Re: [PATCH v1 0/3] Speed up boot with faster linear map creation

From: Ryan Roberts
Date: Wed Mar 27 2024 - 06:43:28 EST


On 27/03/2024 10:09, Ard Biesheuvel wrote:
> Hi Ryan,
>
> On Tue, 26 Mar 2024 at 12:15, Ryan Roberts <ryan.roberts@xxxxxxx> wrote:
>>
>> Hi All,
>>
>> It turns out that creating the linear map can take a significant proportion of
>> the total boot time, especially when rodata=full. And a large portion of the
>> time it takes to create the linear map is issuing TLBIs. This series reworks the
>> kernel pgtable generation code to significantly reduce the number of TLBIs. See
>> each patch for details.
>>
>> The below shows the execution time of map_mem() across a couple of different
>> systems with different RAM configurations. We measure after applying each patch
>> and show the improvement relative to base (v6.9-rc1):
>>
>> | Apple M2 VM | Ampere Altra| Ampere Altra| Ampere Altra
>> | VM, 16G | VM, 64G | VM, 256G | Metal, 512G
>> ---------------|-------------|-------------|-------------|-------------
>> | ms (%) | ms (%) | ms (%) | ms (%)
>> ---------------|-------------|-------------|-------------|-------------
>> base | 151 (0%) | 2191 (0%) | 8990 (0%) | 17443 (0%)
>> no-cont-remap | 77 (-49%) | 429 (-80%) | 1753 (-80%) | 3796 (-78%)
>> no-alloc-remap | 77 (-49%) | 375 (-83%) | 1532 (-83%) | 3366 (-81%)
>> lazy-unmap | 63 (-58%) | 330 (-85%) | 1312 (-85%) | 2929 (-83%)
>>
>> This series applies on top of v6.9-rc1. All mm selftests pass. I haven't yet
>> tested all VA size configs (although I don't anticipate any issues); I'll do
>> this as part of followup.
>>
>
> These are very nice results!
>
> Before digging into the details: do we still have a strong case for
> supporting contiguous PTEs and PMDs in these routines?

We are currently using contptes and pmds for the linear map when rodata=[on|off]
IIRC? I don't see a need to remove the capability personally.
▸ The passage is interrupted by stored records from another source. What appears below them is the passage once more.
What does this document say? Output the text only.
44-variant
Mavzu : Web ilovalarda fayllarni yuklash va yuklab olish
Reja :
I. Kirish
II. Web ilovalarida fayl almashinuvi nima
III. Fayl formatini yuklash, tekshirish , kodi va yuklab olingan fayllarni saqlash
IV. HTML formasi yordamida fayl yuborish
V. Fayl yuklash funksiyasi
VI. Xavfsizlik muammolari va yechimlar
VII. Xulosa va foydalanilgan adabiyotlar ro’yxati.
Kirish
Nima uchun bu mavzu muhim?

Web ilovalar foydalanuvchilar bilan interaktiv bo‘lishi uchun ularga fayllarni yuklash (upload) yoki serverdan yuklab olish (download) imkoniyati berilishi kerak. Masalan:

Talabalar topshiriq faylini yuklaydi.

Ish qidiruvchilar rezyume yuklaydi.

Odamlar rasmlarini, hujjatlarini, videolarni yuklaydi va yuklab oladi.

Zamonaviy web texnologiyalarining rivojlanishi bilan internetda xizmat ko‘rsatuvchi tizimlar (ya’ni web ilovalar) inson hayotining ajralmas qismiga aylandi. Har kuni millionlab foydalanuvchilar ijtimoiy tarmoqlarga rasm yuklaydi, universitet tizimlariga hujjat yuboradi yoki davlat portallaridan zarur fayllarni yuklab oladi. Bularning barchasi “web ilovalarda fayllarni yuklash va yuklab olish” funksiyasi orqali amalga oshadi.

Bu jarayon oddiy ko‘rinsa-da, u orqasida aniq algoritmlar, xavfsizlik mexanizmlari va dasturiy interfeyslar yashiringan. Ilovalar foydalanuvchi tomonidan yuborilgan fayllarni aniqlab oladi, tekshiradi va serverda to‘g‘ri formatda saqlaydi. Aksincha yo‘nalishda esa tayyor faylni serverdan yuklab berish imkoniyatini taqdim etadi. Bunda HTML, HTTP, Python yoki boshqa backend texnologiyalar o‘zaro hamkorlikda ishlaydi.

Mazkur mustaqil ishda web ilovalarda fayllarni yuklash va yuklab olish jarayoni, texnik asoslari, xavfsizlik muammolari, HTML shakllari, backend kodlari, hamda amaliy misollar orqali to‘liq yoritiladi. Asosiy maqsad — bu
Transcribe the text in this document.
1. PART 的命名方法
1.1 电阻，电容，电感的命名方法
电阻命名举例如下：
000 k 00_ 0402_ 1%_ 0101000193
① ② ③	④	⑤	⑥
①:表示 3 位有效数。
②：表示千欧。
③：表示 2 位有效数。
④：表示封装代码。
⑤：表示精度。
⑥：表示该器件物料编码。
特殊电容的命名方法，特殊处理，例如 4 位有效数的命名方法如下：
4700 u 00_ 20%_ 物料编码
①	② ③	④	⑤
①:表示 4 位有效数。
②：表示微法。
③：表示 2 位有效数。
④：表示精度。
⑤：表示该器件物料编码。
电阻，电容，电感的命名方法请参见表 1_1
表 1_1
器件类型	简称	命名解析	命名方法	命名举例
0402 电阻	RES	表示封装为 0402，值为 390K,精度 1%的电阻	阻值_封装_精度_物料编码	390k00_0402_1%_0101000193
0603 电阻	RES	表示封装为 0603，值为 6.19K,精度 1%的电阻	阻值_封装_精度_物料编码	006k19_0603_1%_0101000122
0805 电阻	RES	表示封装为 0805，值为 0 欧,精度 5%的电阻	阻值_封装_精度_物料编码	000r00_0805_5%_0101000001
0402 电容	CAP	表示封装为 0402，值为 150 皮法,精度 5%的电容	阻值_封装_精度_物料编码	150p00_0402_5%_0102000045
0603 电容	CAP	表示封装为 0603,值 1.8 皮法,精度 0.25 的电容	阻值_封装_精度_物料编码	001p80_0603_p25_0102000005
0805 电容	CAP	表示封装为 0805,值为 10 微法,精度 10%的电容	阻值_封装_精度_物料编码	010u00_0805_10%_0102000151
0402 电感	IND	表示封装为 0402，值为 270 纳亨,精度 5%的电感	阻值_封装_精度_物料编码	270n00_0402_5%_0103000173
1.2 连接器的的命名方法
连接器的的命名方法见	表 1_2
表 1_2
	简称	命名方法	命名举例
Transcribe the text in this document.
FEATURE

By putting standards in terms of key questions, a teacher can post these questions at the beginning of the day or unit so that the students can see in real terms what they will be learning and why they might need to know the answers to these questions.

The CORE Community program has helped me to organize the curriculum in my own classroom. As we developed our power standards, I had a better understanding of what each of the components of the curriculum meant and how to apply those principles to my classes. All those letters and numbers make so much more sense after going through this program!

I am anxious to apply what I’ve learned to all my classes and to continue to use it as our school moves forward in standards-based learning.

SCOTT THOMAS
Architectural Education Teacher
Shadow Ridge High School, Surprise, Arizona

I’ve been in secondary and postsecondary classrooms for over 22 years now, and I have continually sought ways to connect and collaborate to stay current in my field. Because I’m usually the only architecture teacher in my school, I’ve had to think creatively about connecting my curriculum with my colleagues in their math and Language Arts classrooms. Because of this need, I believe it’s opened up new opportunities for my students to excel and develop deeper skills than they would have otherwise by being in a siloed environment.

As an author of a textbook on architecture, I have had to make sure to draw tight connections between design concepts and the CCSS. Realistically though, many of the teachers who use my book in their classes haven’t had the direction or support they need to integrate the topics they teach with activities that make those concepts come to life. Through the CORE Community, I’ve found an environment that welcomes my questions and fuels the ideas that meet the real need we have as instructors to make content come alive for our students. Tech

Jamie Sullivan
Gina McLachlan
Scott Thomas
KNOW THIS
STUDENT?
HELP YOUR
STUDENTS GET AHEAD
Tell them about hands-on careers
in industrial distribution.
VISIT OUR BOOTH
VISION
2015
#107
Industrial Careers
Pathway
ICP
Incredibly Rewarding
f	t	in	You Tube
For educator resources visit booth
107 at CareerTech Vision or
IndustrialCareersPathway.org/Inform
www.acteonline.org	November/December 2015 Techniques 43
Also I was talking with Mark R yesterday and he suggested that an even better
solution might be to create a temp pgtable that maps the linear map with pmds,
switch to it, then create the real pgtable that maps the linear map with ptes,
then switch to that. The benefit being that we can avoid the fixmap entirely
when creating the second pgtable - we think this would likely be significantly
faster still.

My second patch adds the infrastructure to make this possible. But your changes
for LPA2 make it significantly more effort; since that change we are now using
the swapper pgtable when we populate the linear map into it - the kernel is
already mapped and that isn't done in paging_init() anymore. So I'm not quite
sure how we can easily make that work at the moment.

Thanks,
Ryan